[Patentpractice] Paper files

Randall Svihla rsvihla at nsiplaw.com
Wed May 22 20:42:51 UTC 2024


Hi, Neil

The USPTO already limits you to downloading 100 MB of files from the image file wrapper at one time if you are logged in as a registered user, or 30 MB if you are not logged in.  So if you want to download a file history that is 750 MB, you have to do it in 8 pieces under the 100 MB limit.  Fun times.

Randall S. Svihla
NSIP Law
Washington, D.C.


-----Original Message-----
From: Patentpractice <patentpractice-bounces at oppedahl-lists.com> On Behalf Of Neil R. Ormos via Patentpractice
Sent: Wednesday, May 22, 2024 2:26 PM
To: Patent Practice Mailing List <patentpractice at oppedahl-lists.com>
Cc: Neil R. Ormos <ormos-lists at ormos.org>
Subject: Re: [Patentpractice] Paper files

David Boundy wrote:

> [...] If I have electronic (or the patent office
> has electronic file wrapper) is there any reason
> to keep paper?  Obviously if there's
> correspondence between me and the client that
> isn't in the file wrapper and it could
> conceivably be helpful to my client, that paper
> I have to keep.  But that leaves an awful lot of
> paper for which, it seems to me, I can rely on
> the PTO's electronic files, and throw it out.

I read this as presenting several questions.

============

1.  Can the PTO be relied on to maintain electronic file
    wrappers and make them available?

2.  Can one's own electronic file wrappers be relied on, and
    are they any worse than paper?

That question can be decomposed a bit:

  a.  How much do you trust your own (or your firm's)
      process of acquiring and organizing the content?

  a.1 Do you have a mechanism to discover and correct latent
      defects, such as broken files, misplaced and misnamed
      documents, missing pages, document size errors (e.g.,
      a legal paper scanned at letter size), conversion
      errors (e.g., a color document saved as 1-bit),
      ephemeral formats, and the like?

  a.2 If you have such a mechanism, and there are manual
      steps, who performs them?

  b.  How good are you (or your firm) at keeping electronic
      files for, say, 30 years?

3.  Who are you trying to satisfy? That is, by whom (e.g.,
    client, ex-client, insurance carrier, OED or other
    attorney/practitioner regulator, jury), and at what
    standard of performance (e.g., engagement-letter
    promises or disclaimers, rational basis, commercially
    reasonable, Star Chamber strict liability) will you be
    judged?

============

I don't have answers to the other questions, but as to the question about relying on the PTO, in view of the:

    * EFS-Web/PAIR-to-Patent-Center transition;
    * DOCX rule implementation;
    * EPAS-to-Assignment-Center transition;
    * new search systems on both the patent and trademark sides;
    * several instances of data leakage; and
    * the profound, general hostility of the agency to
      practitioners and applicants;

I am skeptical that we-all can rely on the PTO's electronic files being complete and accurate in the coming years.  "New Way Of Working" is all about cheaper and faster, and does not appear to encompass such end-customer-driven requirements as completeness and accuracy.
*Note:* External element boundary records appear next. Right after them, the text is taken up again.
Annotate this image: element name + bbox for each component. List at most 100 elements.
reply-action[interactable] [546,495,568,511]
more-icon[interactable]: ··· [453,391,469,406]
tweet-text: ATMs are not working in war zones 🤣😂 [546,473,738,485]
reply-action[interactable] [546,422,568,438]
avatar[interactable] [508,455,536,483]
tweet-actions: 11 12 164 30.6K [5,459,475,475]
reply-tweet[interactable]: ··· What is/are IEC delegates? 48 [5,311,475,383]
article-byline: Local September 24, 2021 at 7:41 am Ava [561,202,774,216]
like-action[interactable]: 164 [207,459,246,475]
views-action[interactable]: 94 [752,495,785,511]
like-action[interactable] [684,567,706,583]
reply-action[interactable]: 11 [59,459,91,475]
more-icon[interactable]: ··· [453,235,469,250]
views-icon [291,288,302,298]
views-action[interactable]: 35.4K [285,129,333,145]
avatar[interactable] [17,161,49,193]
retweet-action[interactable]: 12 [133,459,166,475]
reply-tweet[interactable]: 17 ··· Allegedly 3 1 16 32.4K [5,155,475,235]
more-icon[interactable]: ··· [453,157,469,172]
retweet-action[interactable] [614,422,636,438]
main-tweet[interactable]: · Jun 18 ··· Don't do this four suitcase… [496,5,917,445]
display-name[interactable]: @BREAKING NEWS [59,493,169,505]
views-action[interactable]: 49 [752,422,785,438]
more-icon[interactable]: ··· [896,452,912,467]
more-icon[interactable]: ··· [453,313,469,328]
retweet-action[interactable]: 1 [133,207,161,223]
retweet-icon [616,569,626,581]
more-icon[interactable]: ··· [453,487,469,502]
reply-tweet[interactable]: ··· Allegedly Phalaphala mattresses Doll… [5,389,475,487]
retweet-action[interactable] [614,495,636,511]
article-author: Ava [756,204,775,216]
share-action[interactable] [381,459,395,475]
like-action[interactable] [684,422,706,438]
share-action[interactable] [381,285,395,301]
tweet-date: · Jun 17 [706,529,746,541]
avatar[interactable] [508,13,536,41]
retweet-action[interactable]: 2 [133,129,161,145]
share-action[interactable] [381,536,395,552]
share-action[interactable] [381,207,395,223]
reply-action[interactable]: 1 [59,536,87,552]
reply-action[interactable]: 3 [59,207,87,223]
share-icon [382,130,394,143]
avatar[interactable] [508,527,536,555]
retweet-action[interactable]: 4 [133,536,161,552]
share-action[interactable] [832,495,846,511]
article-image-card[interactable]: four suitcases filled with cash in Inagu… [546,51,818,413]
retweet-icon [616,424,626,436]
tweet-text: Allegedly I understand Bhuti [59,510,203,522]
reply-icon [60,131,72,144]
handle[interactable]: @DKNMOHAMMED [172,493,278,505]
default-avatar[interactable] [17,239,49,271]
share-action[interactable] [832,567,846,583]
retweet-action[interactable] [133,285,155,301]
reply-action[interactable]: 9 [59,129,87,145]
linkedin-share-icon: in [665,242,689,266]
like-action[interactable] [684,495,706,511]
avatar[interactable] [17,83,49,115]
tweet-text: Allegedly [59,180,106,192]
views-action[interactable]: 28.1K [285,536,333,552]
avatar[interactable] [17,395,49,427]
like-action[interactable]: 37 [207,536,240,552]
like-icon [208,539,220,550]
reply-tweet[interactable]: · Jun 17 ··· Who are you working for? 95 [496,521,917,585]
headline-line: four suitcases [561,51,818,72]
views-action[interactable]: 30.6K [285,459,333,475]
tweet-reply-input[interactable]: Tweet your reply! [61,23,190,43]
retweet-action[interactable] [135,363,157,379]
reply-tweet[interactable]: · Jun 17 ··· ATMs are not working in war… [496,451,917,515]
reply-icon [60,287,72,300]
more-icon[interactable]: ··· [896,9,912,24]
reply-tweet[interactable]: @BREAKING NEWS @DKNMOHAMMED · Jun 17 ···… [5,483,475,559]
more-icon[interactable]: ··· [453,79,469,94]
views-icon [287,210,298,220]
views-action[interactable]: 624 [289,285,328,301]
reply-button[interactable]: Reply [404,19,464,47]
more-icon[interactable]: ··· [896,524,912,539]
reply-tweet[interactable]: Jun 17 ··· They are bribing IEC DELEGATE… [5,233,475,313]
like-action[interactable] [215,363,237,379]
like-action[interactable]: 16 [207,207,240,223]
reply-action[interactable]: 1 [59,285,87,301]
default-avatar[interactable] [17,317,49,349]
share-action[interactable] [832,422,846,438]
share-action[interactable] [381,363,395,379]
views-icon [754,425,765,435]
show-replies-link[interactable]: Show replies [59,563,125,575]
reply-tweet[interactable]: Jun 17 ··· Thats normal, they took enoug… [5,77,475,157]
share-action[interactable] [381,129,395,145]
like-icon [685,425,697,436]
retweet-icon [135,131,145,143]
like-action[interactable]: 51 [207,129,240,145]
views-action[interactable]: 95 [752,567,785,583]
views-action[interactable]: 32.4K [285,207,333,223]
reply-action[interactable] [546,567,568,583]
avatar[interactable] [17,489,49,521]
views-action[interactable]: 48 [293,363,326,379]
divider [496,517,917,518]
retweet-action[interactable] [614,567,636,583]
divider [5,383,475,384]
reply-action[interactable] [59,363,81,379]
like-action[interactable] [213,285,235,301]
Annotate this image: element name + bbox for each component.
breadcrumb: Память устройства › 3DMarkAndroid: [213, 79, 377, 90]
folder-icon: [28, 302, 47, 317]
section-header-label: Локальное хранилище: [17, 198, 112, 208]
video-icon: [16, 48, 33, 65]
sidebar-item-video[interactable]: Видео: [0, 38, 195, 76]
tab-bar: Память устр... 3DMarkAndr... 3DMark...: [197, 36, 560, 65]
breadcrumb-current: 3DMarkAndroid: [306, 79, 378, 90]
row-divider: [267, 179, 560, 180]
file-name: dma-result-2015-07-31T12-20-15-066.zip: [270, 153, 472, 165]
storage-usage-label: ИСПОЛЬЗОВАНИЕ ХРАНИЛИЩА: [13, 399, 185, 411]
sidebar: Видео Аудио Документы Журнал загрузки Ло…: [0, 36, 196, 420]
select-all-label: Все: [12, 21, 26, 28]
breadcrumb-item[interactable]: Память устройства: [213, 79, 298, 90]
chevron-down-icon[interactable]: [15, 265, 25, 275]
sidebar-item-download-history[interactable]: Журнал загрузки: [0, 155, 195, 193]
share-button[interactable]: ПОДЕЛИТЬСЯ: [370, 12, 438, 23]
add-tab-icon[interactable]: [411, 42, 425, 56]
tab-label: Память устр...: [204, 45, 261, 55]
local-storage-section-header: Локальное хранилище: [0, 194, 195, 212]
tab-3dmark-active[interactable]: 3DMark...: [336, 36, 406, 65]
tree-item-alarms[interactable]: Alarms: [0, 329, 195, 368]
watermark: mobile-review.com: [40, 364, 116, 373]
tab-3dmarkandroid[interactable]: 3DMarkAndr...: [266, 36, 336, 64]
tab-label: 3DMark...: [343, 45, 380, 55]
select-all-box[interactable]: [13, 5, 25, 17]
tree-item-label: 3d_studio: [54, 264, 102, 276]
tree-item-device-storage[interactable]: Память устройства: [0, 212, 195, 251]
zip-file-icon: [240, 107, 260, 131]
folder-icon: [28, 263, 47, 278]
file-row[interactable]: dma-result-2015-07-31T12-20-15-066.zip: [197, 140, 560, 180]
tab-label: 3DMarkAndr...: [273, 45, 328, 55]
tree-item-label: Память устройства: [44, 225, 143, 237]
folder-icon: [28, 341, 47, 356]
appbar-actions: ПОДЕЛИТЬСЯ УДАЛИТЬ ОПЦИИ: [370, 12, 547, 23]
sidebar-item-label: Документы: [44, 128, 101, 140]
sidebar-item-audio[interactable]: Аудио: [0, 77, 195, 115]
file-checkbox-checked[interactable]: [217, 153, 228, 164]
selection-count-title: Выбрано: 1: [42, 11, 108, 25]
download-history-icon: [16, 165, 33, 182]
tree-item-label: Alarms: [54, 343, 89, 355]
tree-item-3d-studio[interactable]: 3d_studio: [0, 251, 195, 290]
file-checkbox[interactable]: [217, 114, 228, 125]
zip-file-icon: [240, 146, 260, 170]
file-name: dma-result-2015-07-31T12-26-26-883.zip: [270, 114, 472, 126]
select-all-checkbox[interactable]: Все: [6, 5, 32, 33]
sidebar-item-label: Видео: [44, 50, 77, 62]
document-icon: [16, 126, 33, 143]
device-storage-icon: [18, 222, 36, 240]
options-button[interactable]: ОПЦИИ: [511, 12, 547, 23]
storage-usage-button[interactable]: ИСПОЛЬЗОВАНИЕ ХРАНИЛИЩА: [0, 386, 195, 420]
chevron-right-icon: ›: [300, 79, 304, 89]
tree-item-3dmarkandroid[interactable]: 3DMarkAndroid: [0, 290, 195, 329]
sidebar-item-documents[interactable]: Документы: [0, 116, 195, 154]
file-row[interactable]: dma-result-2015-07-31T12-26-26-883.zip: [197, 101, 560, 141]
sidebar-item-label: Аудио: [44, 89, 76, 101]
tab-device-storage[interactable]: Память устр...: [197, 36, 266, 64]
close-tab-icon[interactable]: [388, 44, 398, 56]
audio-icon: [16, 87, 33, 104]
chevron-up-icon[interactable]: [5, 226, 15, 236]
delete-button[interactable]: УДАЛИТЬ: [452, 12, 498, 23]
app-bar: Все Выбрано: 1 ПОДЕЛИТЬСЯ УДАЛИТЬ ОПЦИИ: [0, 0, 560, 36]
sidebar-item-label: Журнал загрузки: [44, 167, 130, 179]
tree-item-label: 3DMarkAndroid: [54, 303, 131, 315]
Moreover, I am also skeptical that the PTO will continue to make file wrappers conveniently available in a useful form--that is, with individual file wrappers downloadable in their entireties.  I will be surprised if we do not see arbitrary restrictions on the download of file wrappers--say, a limit of 75 pages downloaded per 24 hours--justified by some pretextual allusion to security, system load, or user "evasion" of a fee-based data access or file wrapper delivery service (coming soon to a fee schedule or "storefront" near you).